Cracking WPA Security
WPA is common security algorithm used to secure wireless access points. WPA employs PBKDF2, which runs the SHA1 algorithm thousands of times to convert a password into a key. The key is then used to encrypt the wireless network. To crack passwords on the WPA network, an authentication session must first be captured. Once this is captured, different passwords can be tried by running through the PBKDF2 (brute-force) function and verifying if the password is correct by verifying against the captured data. This method requires an enormous number of iterations but is highly parallelizable. The result is WPA cracking that is hundreds or thousands of times faster than would be achievable using software-only methods.

About Pico Computing
Pico Computing is a pioneer in rapidly deployable, FPGA-based, reconfigurable and scalable computing systems. Pico Computing platforms are based on Xilinx Virtex-4 and Virtex-5 FPGAs. These unique platforms provide designers and developers the ability to design, develop and debug directly in the CardBus or ExpressCard (PCI Express) slot of a standard laptop or desktop computer. Pico Computing provides all source code (HDL and software) necessary to implement base system-on-chip computing functionality.
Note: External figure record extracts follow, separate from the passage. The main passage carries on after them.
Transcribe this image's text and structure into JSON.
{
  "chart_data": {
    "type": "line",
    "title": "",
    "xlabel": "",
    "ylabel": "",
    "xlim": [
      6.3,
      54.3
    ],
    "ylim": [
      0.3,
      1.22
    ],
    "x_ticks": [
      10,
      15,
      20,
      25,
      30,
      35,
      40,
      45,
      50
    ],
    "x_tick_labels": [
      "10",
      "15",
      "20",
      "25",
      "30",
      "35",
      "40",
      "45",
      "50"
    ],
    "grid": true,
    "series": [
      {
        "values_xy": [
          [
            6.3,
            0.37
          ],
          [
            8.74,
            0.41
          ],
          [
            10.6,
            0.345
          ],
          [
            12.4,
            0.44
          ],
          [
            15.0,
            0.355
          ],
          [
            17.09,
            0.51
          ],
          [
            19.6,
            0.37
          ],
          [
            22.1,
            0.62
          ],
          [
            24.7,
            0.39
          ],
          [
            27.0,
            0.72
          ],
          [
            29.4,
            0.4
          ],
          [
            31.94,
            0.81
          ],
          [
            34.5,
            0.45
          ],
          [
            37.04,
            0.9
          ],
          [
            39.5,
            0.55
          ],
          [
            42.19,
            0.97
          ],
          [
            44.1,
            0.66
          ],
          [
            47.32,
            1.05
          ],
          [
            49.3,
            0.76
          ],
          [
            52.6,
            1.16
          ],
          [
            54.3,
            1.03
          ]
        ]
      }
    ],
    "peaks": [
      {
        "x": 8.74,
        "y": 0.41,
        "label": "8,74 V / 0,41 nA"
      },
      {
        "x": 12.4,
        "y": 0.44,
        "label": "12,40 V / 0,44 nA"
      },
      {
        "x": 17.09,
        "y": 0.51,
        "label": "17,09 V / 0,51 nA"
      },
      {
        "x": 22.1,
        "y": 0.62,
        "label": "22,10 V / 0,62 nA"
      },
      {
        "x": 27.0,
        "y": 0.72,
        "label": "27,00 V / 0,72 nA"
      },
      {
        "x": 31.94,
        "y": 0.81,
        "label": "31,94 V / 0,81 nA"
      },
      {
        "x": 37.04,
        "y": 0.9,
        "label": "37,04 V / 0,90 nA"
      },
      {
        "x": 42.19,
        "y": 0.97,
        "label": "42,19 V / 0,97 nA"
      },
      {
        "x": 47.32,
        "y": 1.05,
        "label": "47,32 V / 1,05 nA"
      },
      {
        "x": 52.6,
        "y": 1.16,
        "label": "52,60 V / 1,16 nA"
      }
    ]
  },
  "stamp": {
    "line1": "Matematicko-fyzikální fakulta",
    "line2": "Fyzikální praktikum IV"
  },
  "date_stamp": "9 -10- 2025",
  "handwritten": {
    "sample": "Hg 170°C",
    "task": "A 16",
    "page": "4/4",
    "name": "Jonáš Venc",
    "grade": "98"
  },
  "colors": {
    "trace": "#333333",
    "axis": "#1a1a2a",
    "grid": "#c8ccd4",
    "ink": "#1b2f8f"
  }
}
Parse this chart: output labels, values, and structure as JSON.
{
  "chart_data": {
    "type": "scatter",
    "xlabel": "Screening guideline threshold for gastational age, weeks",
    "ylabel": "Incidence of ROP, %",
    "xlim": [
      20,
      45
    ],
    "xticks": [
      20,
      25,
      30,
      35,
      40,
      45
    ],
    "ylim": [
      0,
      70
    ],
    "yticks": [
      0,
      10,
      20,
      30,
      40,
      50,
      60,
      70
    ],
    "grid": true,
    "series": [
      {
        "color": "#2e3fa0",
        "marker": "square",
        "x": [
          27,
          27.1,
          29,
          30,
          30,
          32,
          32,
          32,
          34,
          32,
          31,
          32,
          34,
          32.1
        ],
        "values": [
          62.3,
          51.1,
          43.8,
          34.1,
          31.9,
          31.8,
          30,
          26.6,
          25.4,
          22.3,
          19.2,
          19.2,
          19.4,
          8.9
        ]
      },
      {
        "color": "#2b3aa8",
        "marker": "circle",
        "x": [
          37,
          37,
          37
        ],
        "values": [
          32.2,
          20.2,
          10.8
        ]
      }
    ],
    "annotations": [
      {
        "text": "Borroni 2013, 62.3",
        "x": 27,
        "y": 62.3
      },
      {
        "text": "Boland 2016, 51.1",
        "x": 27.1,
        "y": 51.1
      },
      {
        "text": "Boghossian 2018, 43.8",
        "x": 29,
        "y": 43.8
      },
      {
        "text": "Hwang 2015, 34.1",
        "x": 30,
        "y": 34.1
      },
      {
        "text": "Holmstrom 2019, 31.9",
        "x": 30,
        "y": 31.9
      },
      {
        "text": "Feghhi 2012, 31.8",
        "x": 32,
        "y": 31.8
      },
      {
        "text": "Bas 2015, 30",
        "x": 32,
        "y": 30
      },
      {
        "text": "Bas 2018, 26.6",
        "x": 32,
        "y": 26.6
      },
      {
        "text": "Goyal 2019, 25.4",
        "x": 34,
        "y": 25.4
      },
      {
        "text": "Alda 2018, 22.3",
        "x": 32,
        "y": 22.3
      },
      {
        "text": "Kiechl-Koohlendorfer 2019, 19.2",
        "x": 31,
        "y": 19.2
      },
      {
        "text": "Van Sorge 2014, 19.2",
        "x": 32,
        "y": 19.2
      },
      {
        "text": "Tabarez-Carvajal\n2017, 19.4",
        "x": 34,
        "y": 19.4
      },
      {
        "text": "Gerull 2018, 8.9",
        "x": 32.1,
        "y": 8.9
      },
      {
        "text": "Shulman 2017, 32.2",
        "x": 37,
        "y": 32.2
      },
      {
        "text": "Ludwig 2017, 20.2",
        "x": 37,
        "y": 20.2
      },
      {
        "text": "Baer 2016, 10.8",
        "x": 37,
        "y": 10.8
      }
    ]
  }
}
Pico Computing also provides SuperCluster platforms for use in high performance computing applications. These clusters are based on standard, off-the-shelf computers and can host up to 84 FPGA blades.

About Impulse
Impulse C allows software application developers to rapidly and cost-effectively move applications originating in C-language to FPGA coprocessors. The Impulse C tools enable partitioning, optimization, and FPGA hardware generation. Interconnections between FPGA coprocessors and host processors are generated automatically for selected platforms including the Pico Computing cards and clusters.